Two other recent studies reported a disproportionately increased basal rate of EGP and hepatic insulin resistance in carriers of the risk T allele of rs7903146 [11, 35]. Expanding on those recent findings, we found the absolute rate of EGP to be elevated in the basal state as well as during a high physiological insulin infusion in carriers of the risk T allele. While the elevated basal rate of EGP may be due to relatively lower endogenous ‘portal’ insulin secretion, this may not explain the elevated rate of EGP during clamp insulin infusions. Notably, the reduced diurnal plasma glucagon profiles were found in exactly the same participants with a documented elevated rate of EGP, so the increased EGP was not driven by elevated plasma glucagon levels. Studies in two MODY genotypes, HNF-1α/β (also known as HNF1A/B), have reported differential effects of HNF-1β and HNF-1α on hepatic insulin sensitivity, with normal plasma glucagon levels and unaffected peripheral insulin sensitivity, and it has been proposed that the site of defect is located in the regulation of insulin action by HNF-1β and its effect on gluconeogenesis [36]. Intra-cerebral administration of a GLP-1 receptor agonist caused a fourfold increase in insulin secretion and enhanced liver glycogen storage in mice [37]. It remains to be determined whether TCF7L2 exerts a direct or indirect (via the central nervous system) influence on hepatic gluconeogenesis, glycogenolysis and/or glycogen synthesis, explaining its effect on EGP in the basal state as well as during insulin infusion.

In accordance with findings from Loos et al. [10], we found an increased ratio of proinsulin/insulin, which was primarily due to relatively reduced insulin levels as opposed to elevated proinsulin levels as such. We saw no impact of genotype on the proglucagon/glucagons ratio. PC1 and PC2 are differentially synthesised in various endocrine cell lines and give rise to a varied mixture of peptide products [38]. It can be hypothesised that carriers of the risk T allele have a specific impairment in PC1, which is more greatly involved in post-translational insulin processing than PC2, which has been shown to account for the majority of proglucagon processing in the alpha cells [39]. GLP-1 is processed from proglucagon by PC1 in the L-cells. Schäfer et al. reported unaffected levels of GLP-1 in response to an OGTT in risk allele carriers [12]. In this study, GLP-1 levels were non-significantly lower in carriers of the T allele of the TCF7L2 genotype, and additional studies will be required to provide conclusive results concerning the impact of this genotype on GLP-1 secretion.

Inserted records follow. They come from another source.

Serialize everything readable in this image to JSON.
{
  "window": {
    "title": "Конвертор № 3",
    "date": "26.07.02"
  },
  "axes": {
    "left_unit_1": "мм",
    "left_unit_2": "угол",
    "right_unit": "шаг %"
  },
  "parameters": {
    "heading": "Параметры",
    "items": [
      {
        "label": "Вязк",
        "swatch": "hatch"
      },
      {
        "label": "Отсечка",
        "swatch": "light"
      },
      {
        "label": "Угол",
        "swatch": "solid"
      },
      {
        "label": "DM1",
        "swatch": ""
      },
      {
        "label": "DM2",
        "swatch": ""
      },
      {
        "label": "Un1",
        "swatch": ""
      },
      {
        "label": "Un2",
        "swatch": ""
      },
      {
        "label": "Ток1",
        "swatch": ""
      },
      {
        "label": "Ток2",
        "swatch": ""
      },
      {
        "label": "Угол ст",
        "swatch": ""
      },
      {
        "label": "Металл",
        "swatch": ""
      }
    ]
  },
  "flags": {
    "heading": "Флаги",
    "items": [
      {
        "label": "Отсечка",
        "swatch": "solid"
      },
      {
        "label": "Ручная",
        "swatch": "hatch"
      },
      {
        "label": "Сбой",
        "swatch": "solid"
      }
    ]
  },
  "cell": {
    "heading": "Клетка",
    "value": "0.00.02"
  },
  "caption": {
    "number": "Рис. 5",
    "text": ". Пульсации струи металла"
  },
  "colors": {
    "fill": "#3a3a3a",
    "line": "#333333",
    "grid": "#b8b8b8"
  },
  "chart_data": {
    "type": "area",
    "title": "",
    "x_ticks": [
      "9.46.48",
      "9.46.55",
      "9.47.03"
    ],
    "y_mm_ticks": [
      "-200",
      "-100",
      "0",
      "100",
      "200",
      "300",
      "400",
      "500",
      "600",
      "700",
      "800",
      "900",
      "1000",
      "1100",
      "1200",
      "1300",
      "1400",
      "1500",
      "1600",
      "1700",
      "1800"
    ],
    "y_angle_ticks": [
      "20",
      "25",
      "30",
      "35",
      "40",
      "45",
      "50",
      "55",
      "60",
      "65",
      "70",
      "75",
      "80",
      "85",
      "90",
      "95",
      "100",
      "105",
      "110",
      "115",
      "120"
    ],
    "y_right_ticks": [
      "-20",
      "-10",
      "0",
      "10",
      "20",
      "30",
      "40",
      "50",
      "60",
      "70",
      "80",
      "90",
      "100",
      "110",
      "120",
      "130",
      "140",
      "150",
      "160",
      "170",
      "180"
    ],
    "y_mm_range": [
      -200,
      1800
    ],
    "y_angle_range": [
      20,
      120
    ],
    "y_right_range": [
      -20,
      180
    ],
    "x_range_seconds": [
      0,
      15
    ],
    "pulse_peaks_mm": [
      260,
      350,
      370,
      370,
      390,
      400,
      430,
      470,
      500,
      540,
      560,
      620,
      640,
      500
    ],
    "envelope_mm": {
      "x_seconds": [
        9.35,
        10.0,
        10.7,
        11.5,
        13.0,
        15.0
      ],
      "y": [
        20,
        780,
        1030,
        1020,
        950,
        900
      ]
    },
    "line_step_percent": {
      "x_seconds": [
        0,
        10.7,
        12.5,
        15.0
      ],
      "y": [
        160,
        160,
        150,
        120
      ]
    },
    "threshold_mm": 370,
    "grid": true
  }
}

In conclusion, we report that in two populations of young, healthy, glucose-tolerant men, carriers of the risk T allele of rs7903146 TCF7L2 had significantly elevated HbA1c as well as reduced fasting/postabsorptive and postprandial insulin concentrations during the course of a standardised 24 h period. The T allele was associated with reduced beta cell responsiveness to a mixed meal and diminished incretin effect as evidenced by reduced late-phase beta cell responsiveness to GLP-1. The finding of elevated EGP in the basal state and during insulin infusion in the face of paradoxically reduced plasma glucagon levels in carriers of the T allele indicates either a more direct role of TCF7L2 in the regulation of hepatic glucose metabolism or a potential indirect effect on hepatic glucose metabolism operating via the central nervous system.